There are good seasons and bad seasons for the One-horned Rhinoceros. In the months leading up to the monsoon, as the temperature climbs, the rhino is forced to spend more and more time rolling in the mud to keep itself cool, and the overpopulation of hyacinths clogs and chokes out the myriad plantlife of the riverbed. The rhino reluctantly adjusts, coming to subsist upon these very hyacinths, though their taste is bitter, and the rhino sorely misses the variety of the cooler months. The rhino's dissatisfaction, it is not to be forgotten, has much to do with the fact that a healthy adult One-horned Rhinoceros consumes approximately 200 pounds of food per day.

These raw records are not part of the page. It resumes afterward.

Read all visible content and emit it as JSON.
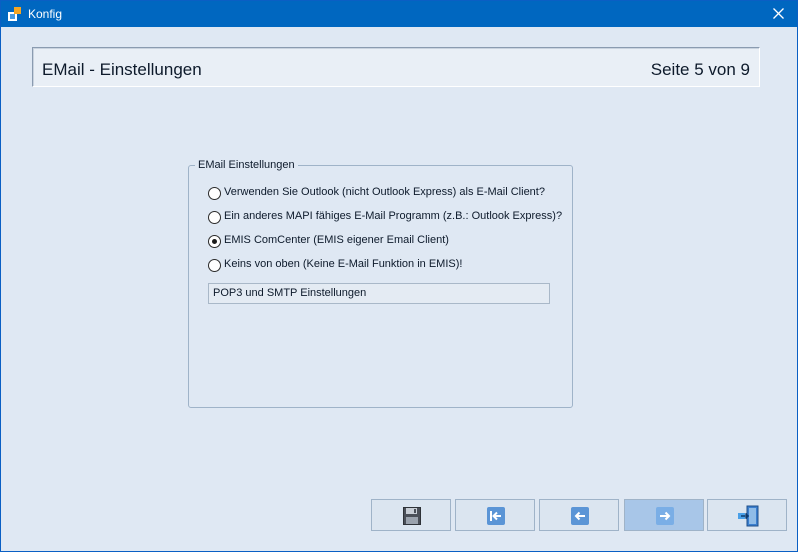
{
  "window": {
    "title": "Konfig"
  },
  "header": {
    "title": "EMail - Einstellungen",
    "page_indicator": "Seite 5 von 9"
  },
  "email_group": {
    "legend": "EMail Einstellungen",
    "options": [
      {
        "label": "Verwenden Sie Outlook (nicht Outlook Express) als E-Mail Client?",
        "selected": false
      },
      {
        "label": "Ein anderes MAPI fähiges E-Mail Programm (z.B.: Outlook Express)?",
        "selected": false
      },
      {
        "label": "EMIS ComCenter (EMIS eigener Email Client)",
        "selected": true
      },
      {
        "label": "Keins von oben (Keine E-Mail Funktion in EMIS)!",
        "selected": false
      }
    ],
    "pop3_button": "POP3 und SMTP Einstellungen"
  },
  "footer_buttons": {
    "items": [
      "save-icon",
      "first-page-icon",
      "previous-icon",
      "next-icon",
      "exit-door-icon"
    ],
    "active_index": 3
  },
  "colors": {
    "titlebar": "#0067c0",
    "window_bg": "#dfe8f3",
    "active_button": "#a8c6e8"
  }
}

The female rhinoceros sexually entices the male rhinoceros by the odor of its feces, and the male answers by lifting its own scent into the wind through urination. When they find each other, their coitus is commonly interrupted by competing male rhinoceroses, who will then join battle with the mating male rhino. Rather than using their horns, the One-horned Rhinoceros actually relies more on its teeth to gouge at the flesh of its opponent. When the pain of battle overcomes the sexual pull of the female, and the lesser rhino withdraws from the competition, the suitor is decided.

The wounds the rhinos sustain in these competitions can be considerable, and they do not heal easily. In the more terrible wounds, over time, maggots inevitably form to work at the soft, exposed flesh; if not for a local species of bird that cleans these wounds of maggots and germs while the still-living rhinos wince in patient pain, these wounds might persist unto life-threatening infection.

Because the One-horned Rhinoceros gives birth about once every three years, the rhino will probably be around the age of 3 the day it scurries down to the riverbed to meet its mother at the wallows for the usual romp in the mud, when its mother turns upon it and drives it away with a sudden, unforseeable violence. Dismayed, the 3-year old retreats to a safe distance, it now being full-grown, and its strength perhaps having already come to surpass that of its mother. It may not know now that its mother has given birth again, and that it is protecting the smaller, weaker sibling of our 3-year old, but this first-born will one day do the same for its own offspring, protecting them even from each other. This separation from the mother is an important developmental moment for the One-horned Rhinoceros: it will only now begin to seek out its first mate.

But it is not always a hard season for the One-horned Rhinoceros. The occasional wildfire toasts the grass, which is apparently delectable when cooked, and the giddy rhino will incorporate a happy spring into its step, and its jaw will be blackened by the vitamin-rich soot. It will, one day, have offspring of its own, and these offspring will insist on staying close to the adult, and there is some value in this, and more than a little validation. And the monsoon will always, finally, come, and it will raise the water-level, and excite the curious rhino. And it will wash away the bitter hyacinths, and the colorful, myriad plantlife will return, its sweetness so welcomely devoured by the One-horned Rhinoceros that he will in his enthusiasm forget that there ever were hyacinths cluttering the bank in the first place.

In these temperate seasons, the One-horned Rhinoceros will romp in the mud with its child, and it will lay in the sun in the mild heat, the mud drying on its awkward, plated body.


The One-horned Rhinoceros is currently on the endangered species list. All of this information taken from a show I saw on The Discovery Channel this afternoon, In the Tracks of the Rhinoceros.